In [1]:
# df_adjOHLCV has data only for NYSE trading days, no weekend data
# df_adjOHLCV includes data for weekends when BTC trades
# read symbols in file to list syms_in_file
# download OHLCV data for symbols in syms_in_file
# drop symbols with all NaN in OHLCV columns from df
# rename column names from ['Open', ..., 'Volume'] to ['open', ..., 'volume']
# drop weekend data by reindex to date index of index_symbol
# pickled df_adjOHLCV
# pickled df_adjOHLCV
# pickled symbols_df_adjOHLCV
# create df_symbols_close, sort df by symbols
# pickled df_symbols_close

In [2]:
# https://stackoverflow.com/questions/67690778/how-to-detect-failed-downloads-using-yfinance
import yfinance as yf
import yfinance.shared as shared
import time
import pandas as pd
# from datetime import date, timedelta, datetime
from myUtils import pickle_dump, pickle_load, read_symbols_file # NOQA
from myUtils import drop_symbols_all_NaN, chunked_list # NOQA
from myUtils import yf_download_AdjOHLCV_noAutoAdj
verbose = False  # True prints more output

path_dir = "C:/Users/ping/MyDrive/stocks/yfinance/"
path_data_dump = path_dir + "VSCode_dump/"

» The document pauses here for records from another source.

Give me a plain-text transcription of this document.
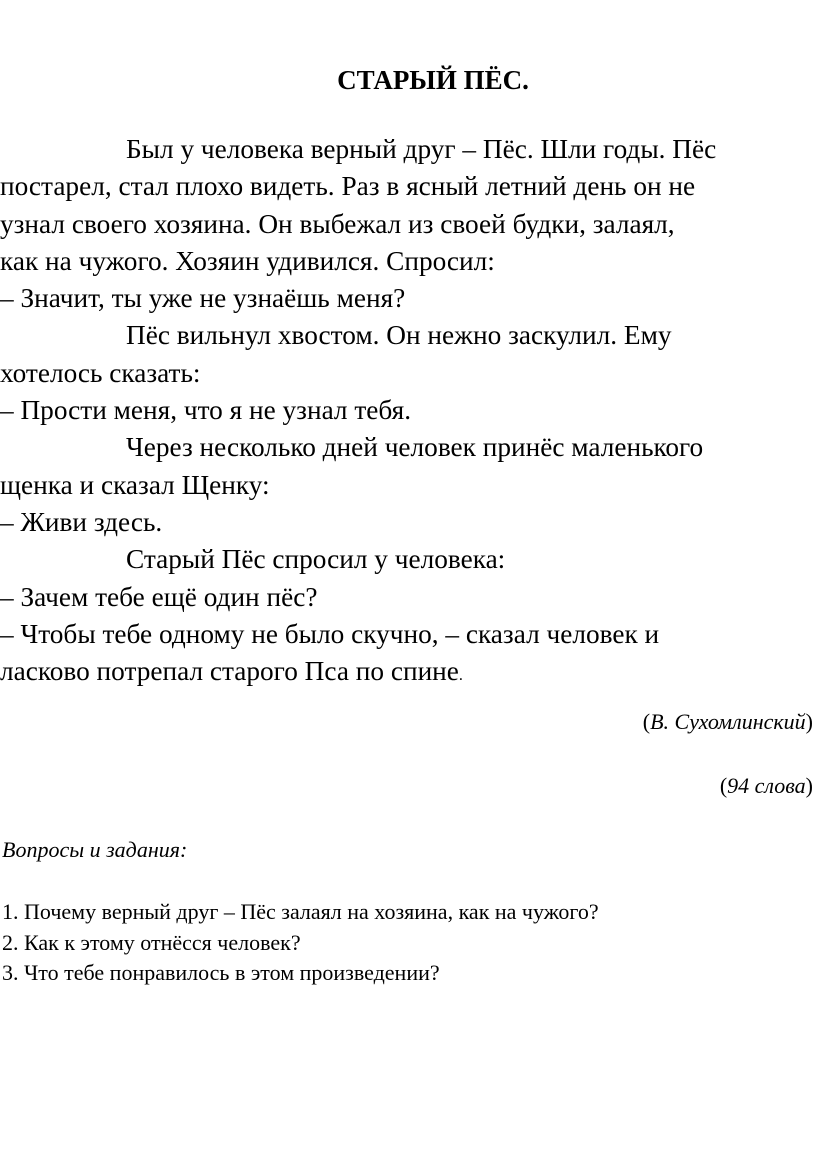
СТАРЫЙ ПЁС.
Был у человека верный друг – Пёс. Шли годы. Пёс
постарел, стал плохо видеть. Раз в ясный летний день он не
узнал своего хозяина. Он выбежал из своей будки, залаял,
как на чужого. Хозяин удивился. Спросил:
– Значит, ты уже не узнаёшь меня?
Пёс вильнул хвостом. Он нежно заскулил. Ему
хотелось сказать:
– Прости меня, что я не узнал тебя.
Через несколько дней человек принёс маленького
щенка и сказал Щенку:
– Живи здесь.
Старый Пёс спросил у человека:
– Зачем тебе ещё один пёс?
– Чтобы тебе одному не было скучно, – сказал человек и
ласково потрепал старого Пса по спине.
(В. Сухомлинский)
(94 слова)
Вопросы и задания:
1. Почему верный друг – Пёс залаял на хозяина, как на чужого?
2. Как к этому отнёсся человек?
3. Что тебе понравилось в этом произведении?
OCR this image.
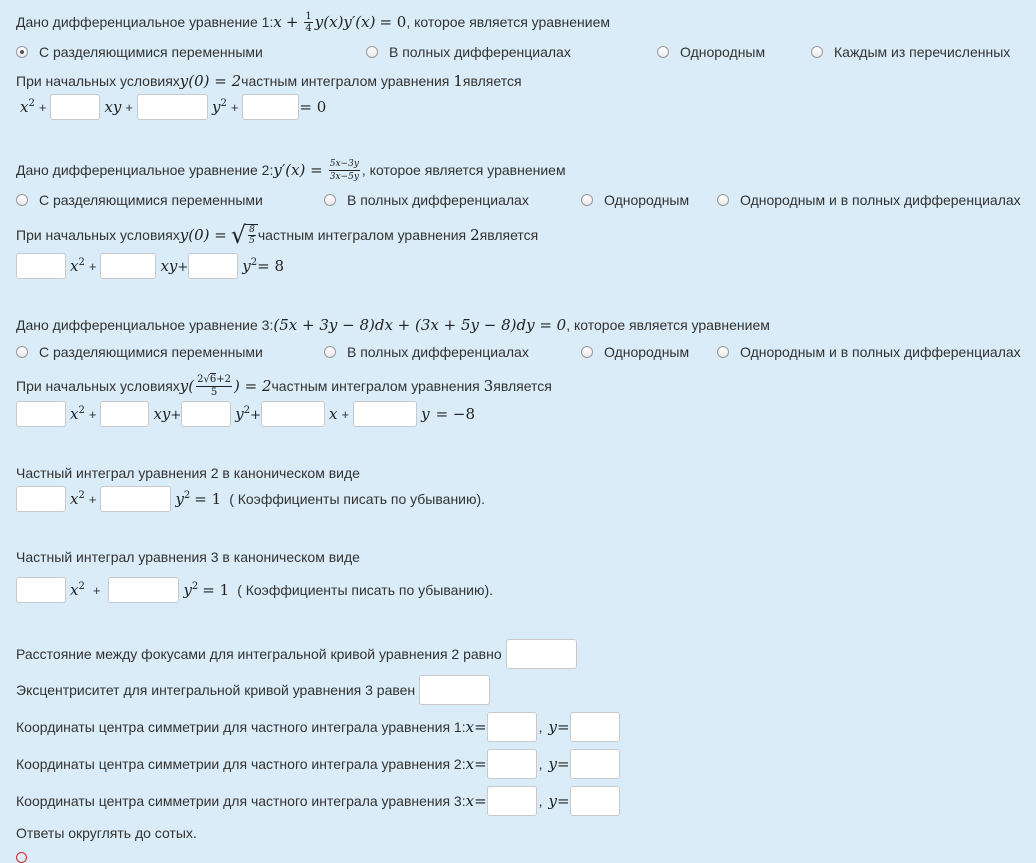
Дано дифференциальное уравнение 1: $x + \frac{1}{4} y(x)y'(x) = 0$ , которое является уравнением
С разделяющимися переменными	В полных дифференциалах	Однородным	Каждым из перечисленных
При начальных условиях y(0) = 2 частным интегралом уравнения 1 является
$x^2$ +	xy +	$y^2$ +	= 0
Дано дифференциальное уравнение 2: $y'(x) = \frac{5x-3y}{3x-5y}$ , которое является уравнением
С разделяющимися переменными	В полных дифференциалах	Однородным	Однородным и в полных дифференциалах
При начальных условиях y(0) = √ $\frac{8}{5}$ частным интегралом уравнения 2 является
$x^2$ +	xy+	$y^2 = 8$
Дано дифференциальное уравнение 3: (5x + 3y − 8)dx + (3x + 5y − 8)dy = 0 , которое является уравнением
С разделяющимися переменными	В полных дифференциалах	Однородным	Однородным и в полных дифференциалах
При начальных условиях $y( \frac{2√6+2}{5}$ ) = 2 частным интегралом уравнения 3 является
$x^2$ +	xy+	$y^2+$	x +	y = −8
Частный интеграл уравнения 2 в каноническом виде
$x^2$ +	$y^2 = 1$ ( Коэффициенты писать по убыванию).
Частный интеграл уравнения 3 в каноническом виде
$x^2$ +	$y^2 = 1$ ( Коэффициенты писать по убыванию).
Расстояние между фокусами для интегральной кривой уравнения 2 равно
Эксцентриситет для интегральной кривой уравнения 3 равен
Координаты центра симметрии для частного интеграла уравнения 1: x=	, y=
Координаты центра симметрии для частного интеграла уравнения 2: x=	, y=
Координаты центра симметрии для частного интеграла уравнения 3: x=	, y=
Ответы округлять до сотых.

# filename_symbols = path_data_dump + 'vg_symbols_4chars_max.csv'  # symbols text file
# filename_symbols = path_data_dump + 'vg_symbols_4chars_max_clean.csv'  # symbols text file
filename_symbols = path_data_dump + 'my_symbols.csv'  # symbols text file

filename_pickled_df_OHLCVA_downloaded = 'df_OHLCVA_downloaded '  # OHLCVA downloaded from Yahoo
filename_pickled_df_adjOHLCV = 'df_adjOHLCV'  # adjusted OHLCV
filename_pickled_df_symbols_close = "df_symbols_close"  # symbols' adjusted close
filename_pickled_symbols_df_adjOHLCV =  'symbols_df_adjOHLCV'  # symbols in df_adjOHLCV

In [3]:
# function to adjust OHLCV
# https://github.com/ranaroussi/yfinance/issues/687
def auto_adjust(data):
    df = data.copy()
    ratio = df["Close"] / df["Adj Close"]
    df["Adj Open"] = df["Open"] / ratio
    df["Adj High"] = df["High"] / ratio
    df["Adj Low"] = df["Low"] / ratio

    df.drop(
        ["Open", "High", "Low", "Close"],
        axis=1, inplace=True)

    df.rename(columns={
        "Adj Open": "Open", "Adj High": "High",
        "Adj Low": "Low", "Adj Close": "Close"
    }, inplace=True)

    # df = df[["Open", "High", "Low", "Close", "Volume"]]
    return df[["Open", "High", "Low", "Close", "Volume"]]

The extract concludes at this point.